All the News That’s Fit to Print at the New York Times?

By Published On: May 18, 2010

hamas police.JPG

Update: The Times did publish an article on the subject the day after this post went up. The piece did not make it into its internet listing until today. The fact that it took several days for the paper to publish this account contrasts with the focused coverage of Israel’s decision to deny radical anti-Israel activist Noam Chomsky entrance to the West Bank. However, that said, it is worth reading the posted piece to notice the tone, which gives weight to the Hamas argument of the importance of upholding the law and not allowing unapproved building on state land. Is this balanced tone different from how the Times handles the plethora of articles on Israeli demolitions of Palestinian homes? Even the article’s title suggests ambivalence.

Original Posting
The New York Times relentlessly shines a bright light on any Israeli practice that it finds objectionable. With all its coverage of Israeli demolitions of Palestinian homes, it is curious that a recent news item about Hamas demolishing the homes of Gazan residents apparently did not make it into its coverage.

A Reuter’s report recorded the responses of several Palestinians whose homes were destroyed by Hamas,

Issa Al-Sdodi, an employee of the previous Fatah-led administration, said Hamas policemen accompanied by bulldozers knocked down his three-storey house without advance notice.
“I put my savings into building it and now my family of 10 is homeless,” Sdodi told Reuters.

Fatheya al-Ghezawi, 52, sat in the sand with her daughter near the rubble of her home, which had housed her family of 15.

She said she fled Gaza city last year after the house she had been renting was destroyed by Israeli forces. “This time, it wasn’t the Jews. It is Islam against Islam,” Ghezawi said.

The Associated Press reported on May 16, 2010

Hamas police wielding clubs beat and pushed residents out of dozens of homes in the southern Gaza town of Rafah on Sunday before knocking the buildings down with bulldozers, residents said.

Some 30-40 homes were reportedly knocked down after being declared illegal by the Hamas government.

Apparently the “paper of record” did not feel this was newsworthy as an on-line search of New York Times news items on the Middle East did not turn up any report on the Hamas demolitions.
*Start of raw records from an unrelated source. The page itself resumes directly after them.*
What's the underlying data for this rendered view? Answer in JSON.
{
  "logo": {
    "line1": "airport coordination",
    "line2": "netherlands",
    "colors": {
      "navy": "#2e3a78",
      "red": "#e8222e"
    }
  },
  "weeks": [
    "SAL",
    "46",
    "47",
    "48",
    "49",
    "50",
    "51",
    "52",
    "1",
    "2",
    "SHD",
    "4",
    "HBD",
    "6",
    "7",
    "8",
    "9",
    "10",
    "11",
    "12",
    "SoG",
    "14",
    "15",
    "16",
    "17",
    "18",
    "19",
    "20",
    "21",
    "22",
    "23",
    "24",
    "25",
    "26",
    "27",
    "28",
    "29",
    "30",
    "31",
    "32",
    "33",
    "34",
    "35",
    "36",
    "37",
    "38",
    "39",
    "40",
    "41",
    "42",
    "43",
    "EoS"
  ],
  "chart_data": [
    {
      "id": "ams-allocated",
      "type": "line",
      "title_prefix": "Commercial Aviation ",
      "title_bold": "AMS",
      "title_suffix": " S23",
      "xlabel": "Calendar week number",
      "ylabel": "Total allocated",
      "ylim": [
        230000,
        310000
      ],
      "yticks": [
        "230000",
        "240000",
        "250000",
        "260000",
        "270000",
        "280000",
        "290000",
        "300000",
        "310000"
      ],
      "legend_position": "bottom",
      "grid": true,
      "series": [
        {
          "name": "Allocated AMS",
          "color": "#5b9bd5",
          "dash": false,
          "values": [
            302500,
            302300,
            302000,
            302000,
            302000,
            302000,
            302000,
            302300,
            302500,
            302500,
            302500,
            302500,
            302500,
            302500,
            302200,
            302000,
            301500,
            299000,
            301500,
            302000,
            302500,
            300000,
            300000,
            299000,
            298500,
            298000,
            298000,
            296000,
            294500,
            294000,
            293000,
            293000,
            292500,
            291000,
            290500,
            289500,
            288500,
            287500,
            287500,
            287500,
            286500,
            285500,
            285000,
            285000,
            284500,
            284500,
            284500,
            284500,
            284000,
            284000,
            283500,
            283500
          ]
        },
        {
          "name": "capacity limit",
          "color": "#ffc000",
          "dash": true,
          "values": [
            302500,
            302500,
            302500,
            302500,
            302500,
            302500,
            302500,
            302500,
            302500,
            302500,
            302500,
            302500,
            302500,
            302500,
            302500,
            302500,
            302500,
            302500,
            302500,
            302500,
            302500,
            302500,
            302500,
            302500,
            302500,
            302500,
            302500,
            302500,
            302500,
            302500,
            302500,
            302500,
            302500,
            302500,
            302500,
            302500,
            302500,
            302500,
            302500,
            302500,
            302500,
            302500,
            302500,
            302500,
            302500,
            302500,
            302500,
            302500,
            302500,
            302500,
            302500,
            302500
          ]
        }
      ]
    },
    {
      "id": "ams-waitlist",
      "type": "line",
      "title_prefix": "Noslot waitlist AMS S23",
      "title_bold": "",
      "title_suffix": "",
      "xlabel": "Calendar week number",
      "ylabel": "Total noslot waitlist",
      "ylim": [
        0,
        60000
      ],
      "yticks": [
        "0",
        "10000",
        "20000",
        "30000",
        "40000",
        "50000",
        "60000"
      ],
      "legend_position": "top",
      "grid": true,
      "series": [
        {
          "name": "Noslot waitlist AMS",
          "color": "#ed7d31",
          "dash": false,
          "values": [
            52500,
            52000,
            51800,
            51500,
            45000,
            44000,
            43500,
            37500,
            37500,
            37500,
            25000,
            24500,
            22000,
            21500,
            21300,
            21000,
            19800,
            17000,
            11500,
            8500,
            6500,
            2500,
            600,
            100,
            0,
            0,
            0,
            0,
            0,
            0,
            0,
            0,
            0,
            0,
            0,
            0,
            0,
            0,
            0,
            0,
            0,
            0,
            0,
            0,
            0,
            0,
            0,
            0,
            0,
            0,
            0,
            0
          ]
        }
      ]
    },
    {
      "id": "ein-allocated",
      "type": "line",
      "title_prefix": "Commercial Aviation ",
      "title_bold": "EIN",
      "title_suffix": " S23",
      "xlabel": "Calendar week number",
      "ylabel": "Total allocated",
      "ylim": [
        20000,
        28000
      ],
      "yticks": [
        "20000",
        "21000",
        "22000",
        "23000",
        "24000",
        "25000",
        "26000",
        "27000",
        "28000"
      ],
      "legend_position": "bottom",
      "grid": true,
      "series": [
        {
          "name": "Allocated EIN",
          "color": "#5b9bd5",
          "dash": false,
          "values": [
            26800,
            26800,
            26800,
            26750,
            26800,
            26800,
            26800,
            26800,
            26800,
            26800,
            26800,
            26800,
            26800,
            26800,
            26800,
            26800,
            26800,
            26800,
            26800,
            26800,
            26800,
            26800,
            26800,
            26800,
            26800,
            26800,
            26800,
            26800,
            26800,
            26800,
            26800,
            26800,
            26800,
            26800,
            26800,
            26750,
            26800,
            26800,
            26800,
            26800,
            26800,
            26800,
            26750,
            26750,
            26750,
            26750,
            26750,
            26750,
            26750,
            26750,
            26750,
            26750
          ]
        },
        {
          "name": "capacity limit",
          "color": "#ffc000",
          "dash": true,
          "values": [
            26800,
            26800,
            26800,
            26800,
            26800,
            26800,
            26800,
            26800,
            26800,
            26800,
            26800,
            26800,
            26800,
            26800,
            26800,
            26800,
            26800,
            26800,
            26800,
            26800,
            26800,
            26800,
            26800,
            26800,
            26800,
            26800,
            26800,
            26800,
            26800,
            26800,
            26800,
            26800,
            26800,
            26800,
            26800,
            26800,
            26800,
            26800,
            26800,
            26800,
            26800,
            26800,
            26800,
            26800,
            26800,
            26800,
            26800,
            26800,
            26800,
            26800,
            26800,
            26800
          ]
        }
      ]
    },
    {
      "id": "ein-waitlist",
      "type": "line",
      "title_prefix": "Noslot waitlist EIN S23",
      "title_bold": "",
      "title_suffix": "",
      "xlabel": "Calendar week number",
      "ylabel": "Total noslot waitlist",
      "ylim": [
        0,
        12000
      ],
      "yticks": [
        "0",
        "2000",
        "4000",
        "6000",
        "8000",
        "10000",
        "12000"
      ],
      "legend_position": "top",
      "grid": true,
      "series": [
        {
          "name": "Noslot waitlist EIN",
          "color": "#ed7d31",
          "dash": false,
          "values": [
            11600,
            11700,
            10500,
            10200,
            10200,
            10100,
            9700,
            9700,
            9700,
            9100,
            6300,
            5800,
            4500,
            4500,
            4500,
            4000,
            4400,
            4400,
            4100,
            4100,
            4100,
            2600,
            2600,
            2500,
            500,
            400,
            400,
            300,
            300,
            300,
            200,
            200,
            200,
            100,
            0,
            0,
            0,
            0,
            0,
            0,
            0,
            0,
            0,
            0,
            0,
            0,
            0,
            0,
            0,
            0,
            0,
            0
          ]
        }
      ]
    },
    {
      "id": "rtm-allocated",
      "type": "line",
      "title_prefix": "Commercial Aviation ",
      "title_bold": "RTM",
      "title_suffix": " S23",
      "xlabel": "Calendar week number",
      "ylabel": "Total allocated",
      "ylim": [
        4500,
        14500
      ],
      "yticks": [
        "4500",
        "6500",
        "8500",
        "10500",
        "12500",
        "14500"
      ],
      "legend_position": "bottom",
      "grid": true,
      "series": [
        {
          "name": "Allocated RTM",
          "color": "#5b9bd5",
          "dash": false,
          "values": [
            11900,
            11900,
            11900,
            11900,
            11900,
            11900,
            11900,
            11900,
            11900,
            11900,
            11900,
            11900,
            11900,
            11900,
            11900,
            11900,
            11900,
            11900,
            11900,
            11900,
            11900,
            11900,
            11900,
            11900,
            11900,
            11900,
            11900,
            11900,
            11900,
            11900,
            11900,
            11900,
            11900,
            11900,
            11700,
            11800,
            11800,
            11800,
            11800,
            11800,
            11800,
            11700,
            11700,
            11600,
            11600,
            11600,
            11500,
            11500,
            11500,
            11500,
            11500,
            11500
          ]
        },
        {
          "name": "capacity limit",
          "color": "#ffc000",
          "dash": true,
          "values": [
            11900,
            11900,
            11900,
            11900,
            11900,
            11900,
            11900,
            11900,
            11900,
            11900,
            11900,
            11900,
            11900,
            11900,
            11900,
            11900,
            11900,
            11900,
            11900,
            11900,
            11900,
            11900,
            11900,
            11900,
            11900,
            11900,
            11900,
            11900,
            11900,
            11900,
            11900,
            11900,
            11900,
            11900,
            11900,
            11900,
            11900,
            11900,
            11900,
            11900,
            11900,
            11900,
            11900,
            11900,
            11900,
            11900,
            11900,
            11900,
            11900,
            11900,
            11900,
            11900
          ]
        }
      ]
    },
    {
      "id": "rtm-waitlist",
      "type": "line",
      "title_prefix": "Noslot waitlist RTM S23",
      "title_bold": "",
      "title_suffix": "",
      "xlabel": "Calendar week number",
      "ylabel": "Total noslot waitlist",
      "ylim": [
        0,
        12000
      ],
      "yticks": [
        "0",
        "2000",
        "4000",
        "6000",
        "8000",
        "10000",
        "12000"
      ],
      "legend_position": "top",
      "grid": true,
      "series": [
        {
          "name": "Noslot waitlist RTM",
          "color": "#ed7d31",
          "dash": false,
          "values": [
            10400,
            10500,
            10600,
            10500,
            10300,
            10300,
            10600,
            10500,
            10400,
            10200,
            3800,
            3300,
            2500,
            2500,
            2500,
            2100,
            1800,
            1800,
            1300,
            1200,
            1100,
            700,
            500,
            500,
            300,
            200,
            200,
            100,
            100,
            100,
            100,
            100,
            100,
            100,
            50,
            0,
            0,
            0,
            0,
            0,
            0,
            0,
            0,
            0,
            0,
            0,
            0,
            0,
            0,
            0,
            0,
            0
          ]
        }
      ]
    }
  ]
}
It did however, give extensive coverage to anti-Israel activist Noam Chomsky being denied entry into the West Bank, to a Palestinian youth who was shot by a settler during a stone throwing incident, to a story critical of Israel’s maintenance of mine fields at its borders, to a story of two Arab “activists” arrested for collaborating with Hezbollah and to yet another story about how there are American Jews who do not support Israeli policy.